My son is a typical first born child–he wants to be in charge. While at my sister’s house, he was a big help with my young niece and nephew. He has to adjust now that he is back home and the “help” is not so welcome by his nine year old sister.
He also has to begin doing chores again, which he does not enjoy. Getting him back into the habit of cleaning the kitchen floor every night has been challenging.
The rest of the family has to re-adjust as well. My son brings a level of excitement and conflict to our daily lives that I had forgotten about.
We are in the lazy days of summer and enjoying staying up later and sleeping in. My son is on a different schedule because of the time change between my sister’s house and mine and he is getting up much earlier than the rest of us. No problem except that he likes to have company so he often wakes up grumpy siblings to do something with him. Hopefully he will be back on the sleeping-in plan soon!
I have to adjust my expectations that my day will go smoothly without any conflict. While he was away, things were much calmer around here. I have to remember that some of my son’s issues are unavoidable, and I have to adjust my expectations that I can do anything about them. My stress level is going to be higher and I am going to have to intervene in many sibling issues that we did not have while he was away.
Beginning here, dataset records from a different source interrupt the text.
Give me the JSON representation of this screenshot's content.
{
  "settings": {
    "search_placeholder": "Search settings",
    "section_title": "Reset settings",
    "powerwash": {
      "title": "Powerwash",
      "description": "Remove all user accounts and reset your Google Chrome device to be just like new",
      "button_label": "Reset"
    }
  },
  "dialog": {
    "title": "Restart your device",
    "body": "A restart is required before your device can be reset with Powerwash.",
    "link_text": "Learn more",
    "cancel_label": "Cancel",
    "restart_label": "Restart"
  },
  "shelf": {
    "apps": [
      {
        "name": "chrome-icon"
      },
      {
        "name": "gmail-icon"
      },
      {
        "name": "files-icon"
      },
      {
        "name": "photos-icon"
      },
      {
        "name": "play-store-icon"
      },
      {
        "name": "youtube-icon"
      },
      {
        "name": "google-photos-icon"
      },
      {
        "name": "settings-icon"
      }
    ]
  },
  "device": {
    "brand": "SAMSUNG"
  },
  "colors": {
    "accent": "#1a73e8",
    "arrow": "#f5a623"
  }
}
My son also has to adjust his expectations. He was in a home for 3 weeks where the rules and relationships are different and he now has to re-adjust to the way our home works. He was treated as a guest at his aunt’s house, so he had no real chores or difficulties. He also had lots of play time with his boy cousins. As he returns home, he expects the relaxed “vacation” mode to continue, and while that is possible in some ways, we still have to run a household of six people, including laundry, dishes, vacuuming, etc. Vacation as he knows it is essentially over.
I’m sure it will take a while for us to become accustomed to the changes. In the meantime, I’m praying for a lot of grace and trying not to lose my temper. That’s just a fact.